Anderson had always retained a great affection for the folk of his beloved Shetland Isles and knowing how isolated and lonely they were he was determined to produce a newspaper for them, so in any spare moments away from the shipping in Norwood Grove he would be found working on a report for ‘The Shetland News’. It is said that one of his most popular stories was about a poor fishing family who were taken for a holiday to Iceland by steamer. In fact, it is said that Anderson was the first man to dream of ocean cruise holidays for the middle class but this was not possible until after the 1914-18 war. A frequent visitor to Norwood Grove was Garibaldi, the Italian soldier and patriot. Anderson had met him in the course of his travels abroad.
After the death of Anderson in 1862, the mansion became the property of the Nettlefold family, the famous screw manufacturers who often entertained their friend, Joseph Chamberlain there. After many years of residence here the Nettlefolds left in 1913. After the 1914-18 war the Grove had a tremendous potential as building land. The local residents launched a fighting fund and set up a committee under the chairmanship of Mr. Stenton Covington who worked so hard to make a successful national appeal. His memory is happily commemorated in Covington Way.
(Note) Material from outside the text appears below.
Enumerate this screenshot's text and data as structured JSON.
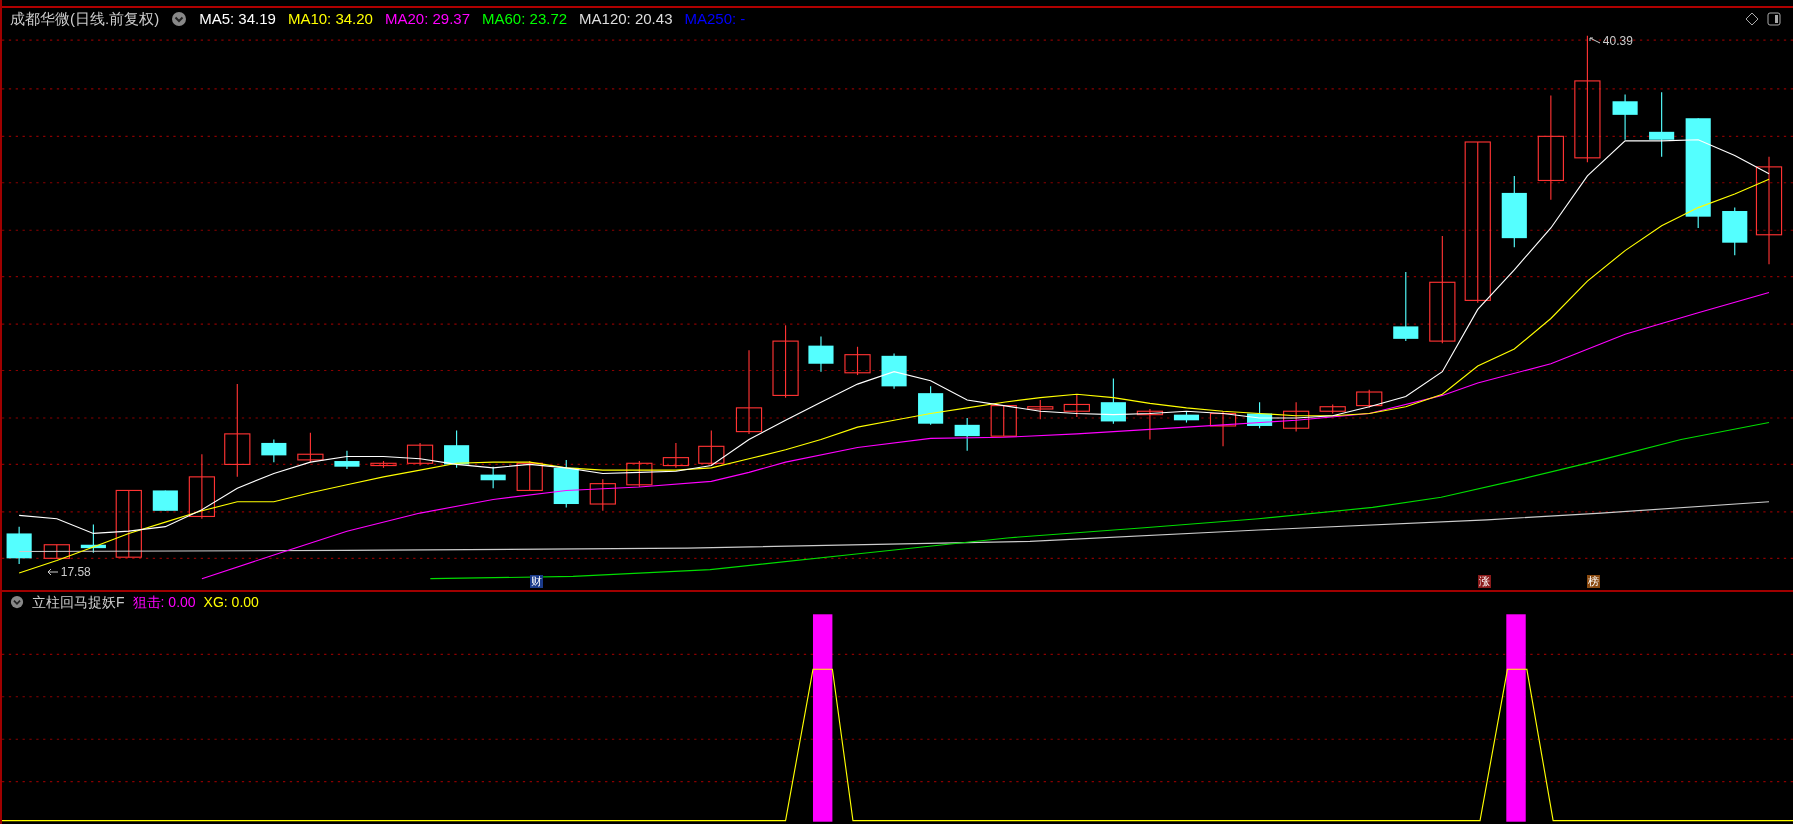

In all £18,300 was raised by public subscription and with grants from the LCC and the local authorities, this glorious open space was dedicated for ever to the use of the public by the Prince of Wales at a gala opening in November 1926 where he planted, on the lawn west of the mansion a cupressus macrocarpa, now over 30 ft. high.
Today we find in this beautiful park two superb bowling greens. The oak floored music room of the mansion has been rented from the Croydon Borough Council for the last fifteen years by the Norwood Grove Social Centre, whose activities include dancing, drama, tennis, table-tennis, whist drives, and so on. The original dining-room, complete with its hand painted ceiling, is now a public tea room and other parts of the house are used by the bowlers and for storage and staff accommodation.